How our Music Reflects & Defines our Tradition

Every new Christian movement has its soundtrack. The Reformation had the hymns of Luther and Walter as well as the psalms of Marot and Bourgeois. The 18th-century Pietists had Zinzendorf’s songs and, as Pietism spread to the English-speaking world, the hymns of Charles Wesley. The 19th-century revivals had the gospel songs of Sankey and Bliss. And African American slaves developed their own songs focused on biblical stories of liberation and deliverance.

Each of these musical traditions helped create what we have come to think of as “denominational” identity (even though most of these movements didn’t set out to form denominations). For immigrant churches, certain songs helped reinforce their ethnic heritage. Dutch Calvinists in Grand Rapids sang psalms, and Missouri Synod Lutherans sang German chorales. And in order to be a true blue member of the Swedish Covenanters you had to be able to sing “Children of the Heavenly Father” in the mother tongue.

But America is a land of cross-pollination. Just as some foods cross ethnic boundaries (think pizza and tacos, not lutefisk), so some songs spread easily beyond their original communities (think Wesley hymns rather than Genevan Psalms). During Reconstruction, many African Americans tried to forget their slave songs and adopt middle-class culture. But when the Fisk University Singers went on a fund-raising tour to save their college, it was the spirituals that white audiences loved the best.

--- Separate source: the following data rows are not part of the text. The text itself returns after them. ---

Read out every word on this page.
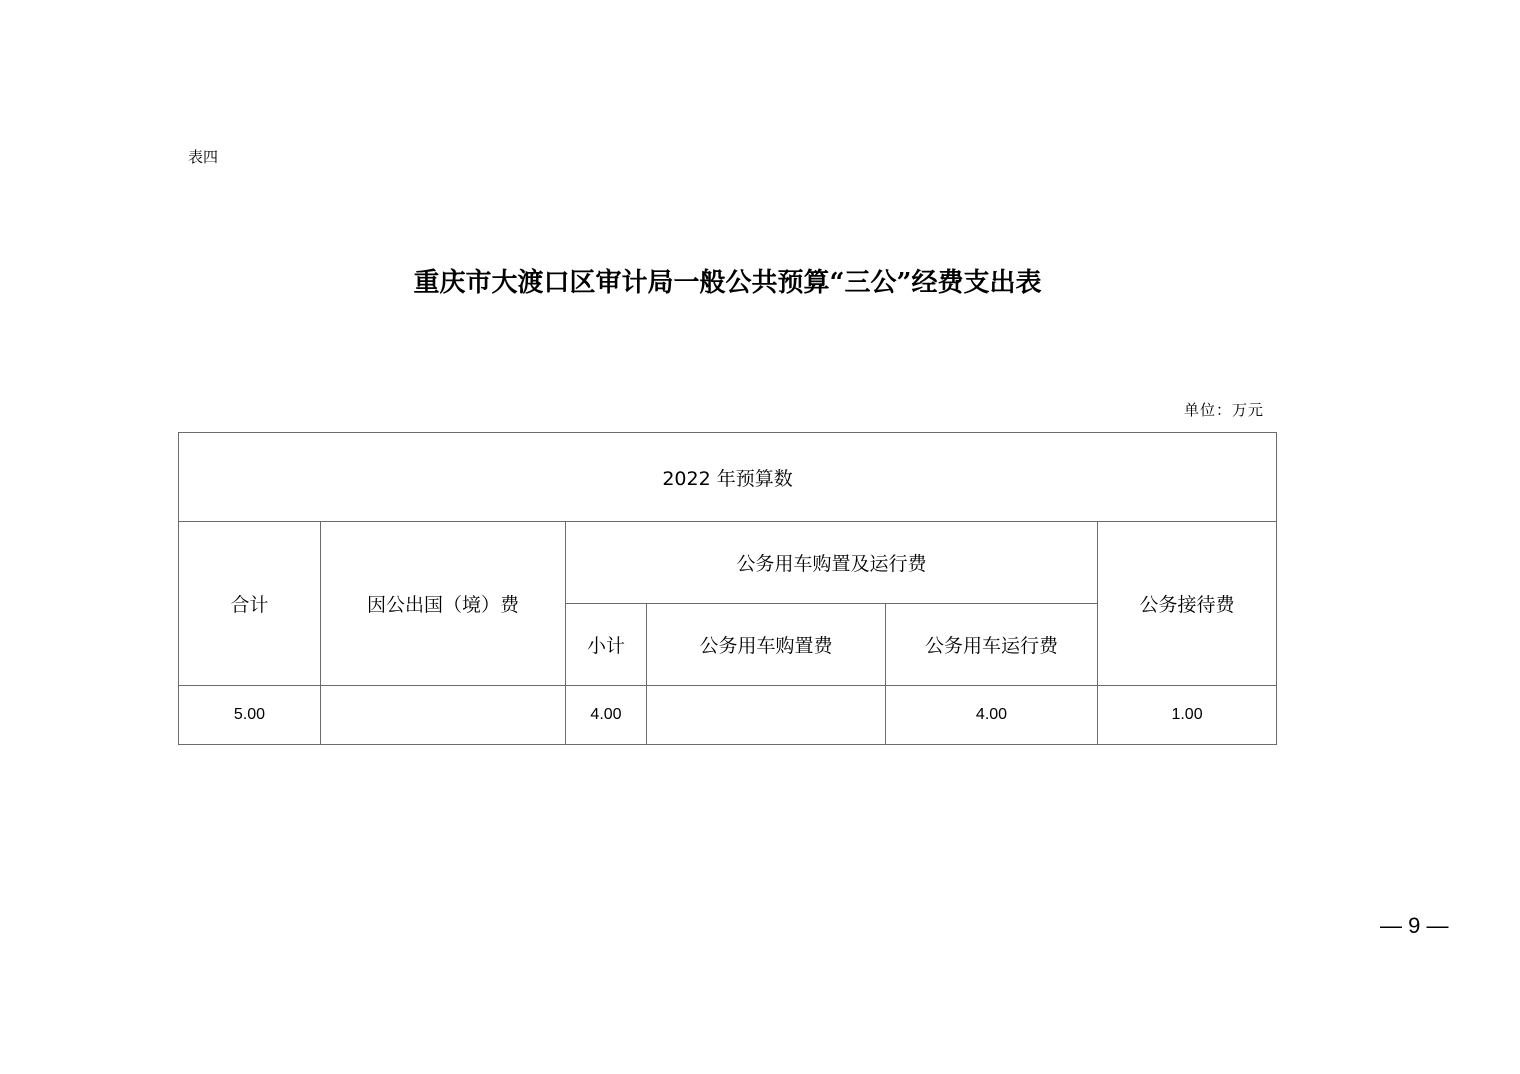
表四
重庆市大渡口区审计局一般公共预算“三公”经费支出表
单位：万元
2022 年预算数					
合计	因公出国（境）费	公务用车购置及运行费			公务接待费
		小计	公务用车购置费	公务用车运行费	
5.00		4.00		4.00	1.00
— 9 —
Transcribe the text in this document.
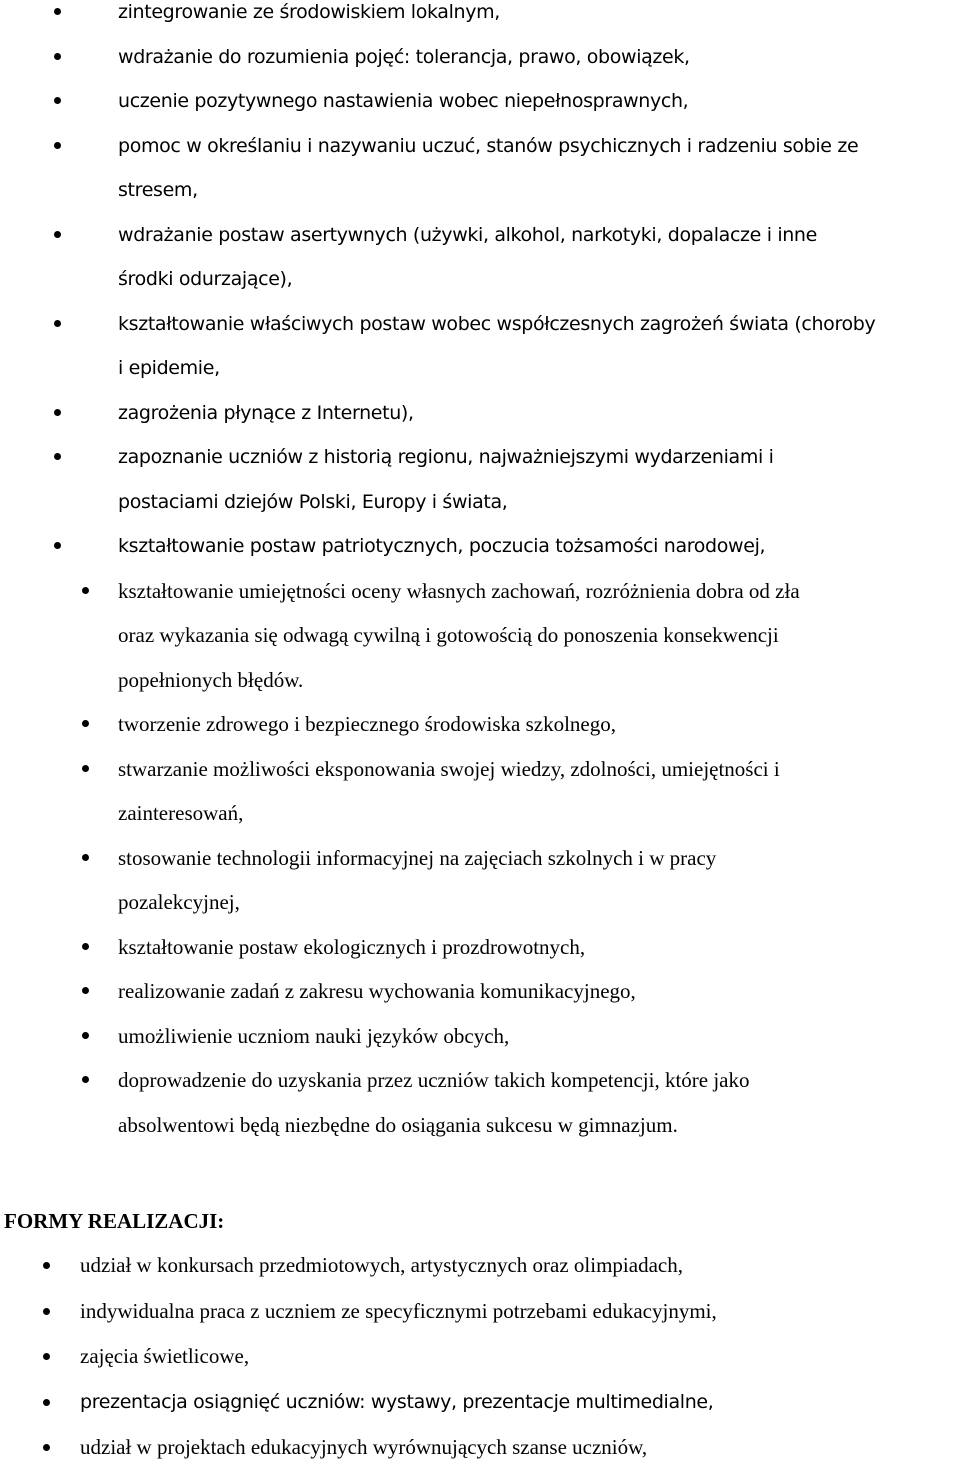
zintegrowanie ze środowiskiem lokalnym,
wdrażanie do rozumienia pojęć: tolerancja, prawo, obowiązek,
uczenie pozytywnego nastawienia wobec niepełnosprawnych,
pomoc w określaniu i nazywaniu uczuć, stanów psychicznych i radzeniu sobie ze
stresem,
wdrażanie postaw asertywnych (używki, alkohol, narkotyki, dopalacze i inne
środki odurzające),
kształtowanie właściwych postaw wobec współczesnych zagrożeń świata (choroby
i epidemie,
zagrożenia płynące z Internetu),
zapoznanie uczniów z historią regionu, najważniejszymi wydarzeniami i
postaciami dziejów Polski, Europy i świata,
kształtowanie postaw patriotycznych, poczucia tożsamości narodowej,
kształtowanie umiejętności oceny własnych zachowań, rozróżnienia dobra od zła
oraz wykazania się odwagą cywilną i gotowością do ponoszenia konsekwencji
popełnionych błędów.
tworzenie zdrowego i bezpiecznego środowiska szkolnego,
stwarzanie możliwości eksponowania swojej wiedzy, zdolności, umiejętności i
zainteresowań,
stosowanie technologii informacyjnej na zajęciach szkolnych i w pracy
pozalekcyjnej,
kształtowanie postaw ekologicznych i prozdrowotnych,
realizowanie zadań z zakresu wychowania komunikacyjnego,
umożliwienie uczniom nauki języków obcych,
doprowadzenie do uzyskania przez uczniów takich kompetencji, które jako
absolwentowi będą niezbędne do osiągania sukcesu w gimnazjum.
FORMY REALIZACJI:
udział w konkursach przedmiotowych, artystycznych oraz olimpiadach,
indywidualna praca z uczniem ze specyficznymi potrzebami edukacyjnymi,
zajęcia świetlicowe,
prezentacja osiągnięć uczniów: wystawy, prezentacje multimedialne,
udział w projektach edukacyjnych wyrównujących szanse uczniów,
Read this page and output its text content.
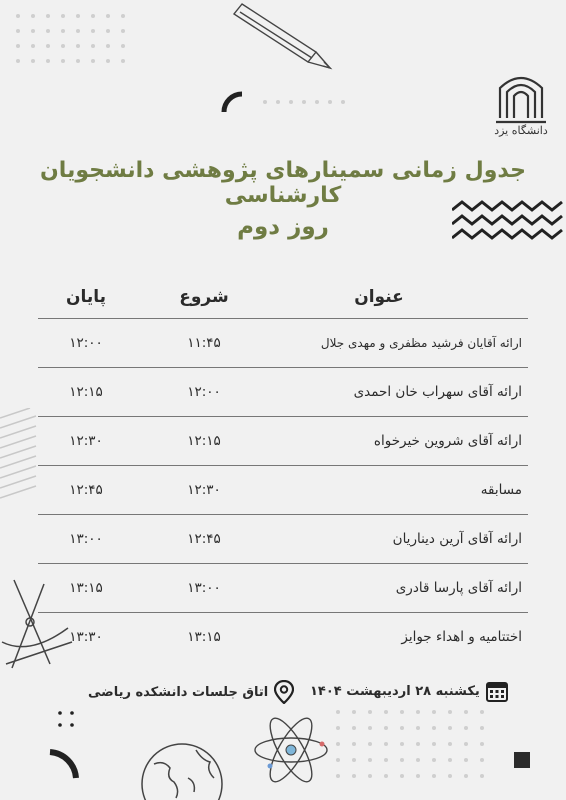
دانشگاه یزد
جدول زمانی سمینارهای پژوهشی دانشجویان کارشناسی
روز دوم
عنوان
شروع
پایان
ارائه آقایان فرشید مظفری و مهدی جلال
۱۱:۴۵
۱۲:۰۰
ارائه آقای سهراب خان احمدی
۱۲:۰۰
۱۲:۱۵
ارائه آقای شروین خیرخواه
۱۲:۱۵
۱۲:۳۰
مسابقه
۱۲:۳۰
۱۲:۴۵
ارائه آقای آرین دیناریان
۱۲:۴۵
۱۳:۰۰
ارائه آقای پارسا قادری
۱۳:۰۰
۱۳:۱۵
اختتامیه و اهداء جوایز
۱۳:۱۵
۱۳:۳۰
یکشنبه ۲۸ اردیبهشت ۱۴۰۴
اتاق جلسات دانشکده ریاضی
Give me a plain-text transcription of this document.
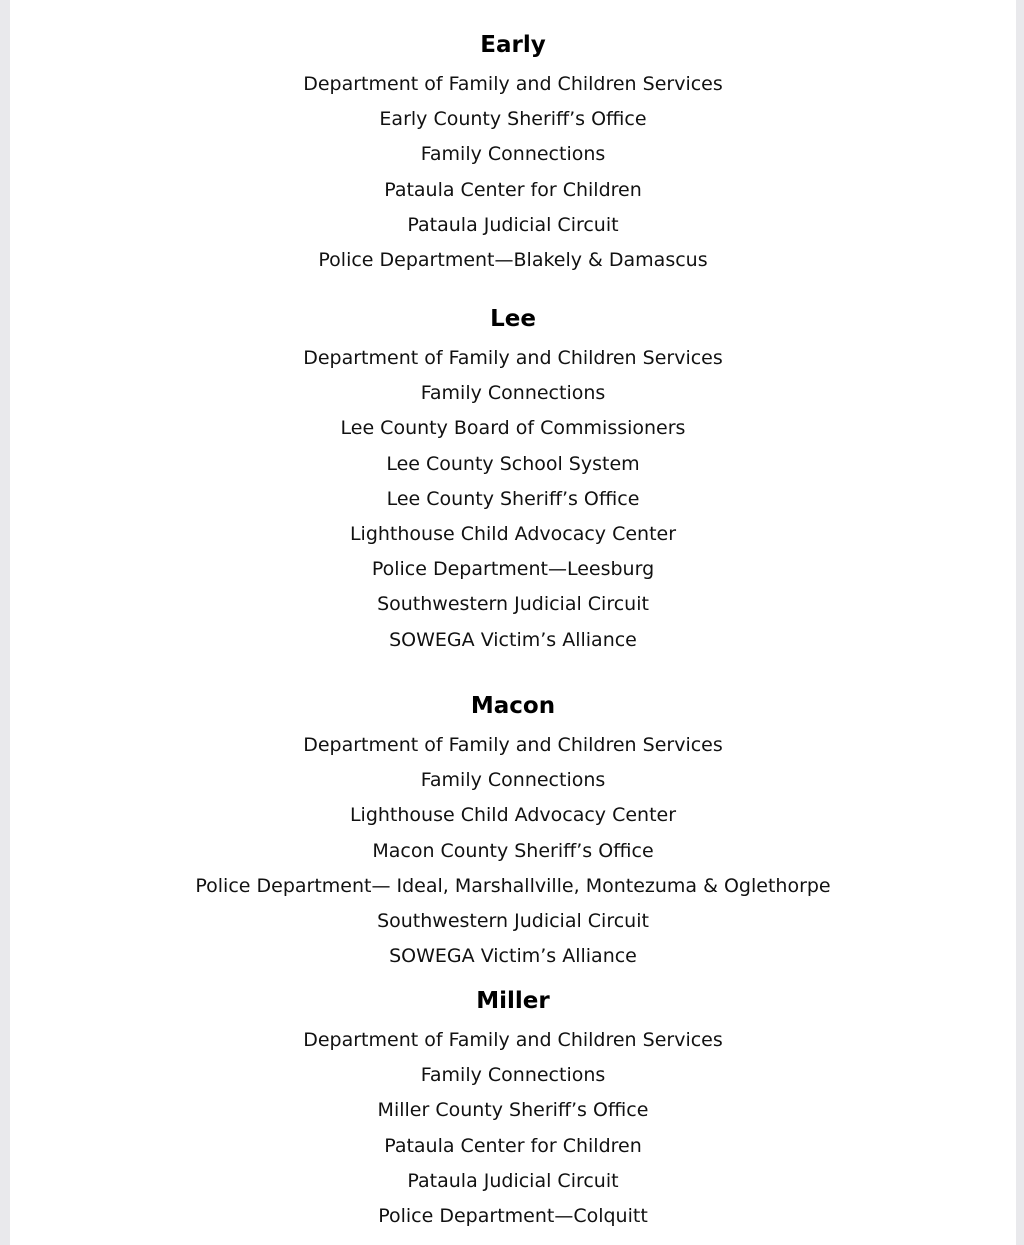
Early
Department of Family and Children Services
Early County Sheriff’s Office
Family Connections
Pataula Center for Children
Pataula Judicial Circuit
Police Department—Blakely & Damascus
Lee
Department of Family and Children Services
Family Connections
Lee County Board of Commissioners
Lee County School System
Lee County Sheriff’s Office
Lighthouse Child Advocacy Center
Police Department—Leesburg
Southwestern Judicial Circuit
SOWEGA Victim’s Alliance
Macon
Department of Family and Children Services
Family Connections
Lighthouse Child Advocacy Center
Macon County Sheriff’s Office
Police Department— Ideal, Marshallville, Montezuma & Oglethorpe
Southwestern Judicial Circuit
SOWEGA Victim’s Alliance
Miller
Department of Family and Children Services
Family Connections
Miller County Sheriff’s Office
Pataula Center for Children
Pataula Judicial Circuit
Police Department—Colquitt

Now we all sing “Nobody Knows the Trouble I’ve Seen.” Evangelists, too, played a role: Dwight Moody’s evangelistic crusades spread music across denominational lines and Billy Graham’s team made “To God be the Glory” popular.

This musical sharing helped create a blended American Christianity in which believers felt a kinship across denominational lines. It wasn’t just music, of course. Revivals and renewal movements brought people together for prayer and Bible study.

Unfortunately, much classic hymnody is fading. Classic hymns were textually complex, but textual complexity wasn’t just a church thing. Witness the lyrics of Ira Gershwin and Cole Porter. Today’s more simple worship songs follow the secular trend of lyrical decline. In the process, we lose some of the greatest evocations of Christian experience.

Churches that want to reclaim their denominational heritage would do well to celebrate their own classic hymnody. And churches that wish to celebrate their common kinship in Christ with others should learn others’ classic hymns. This requires sustained attention to the meanings of these texts, but their poetry can be rich and rewarding.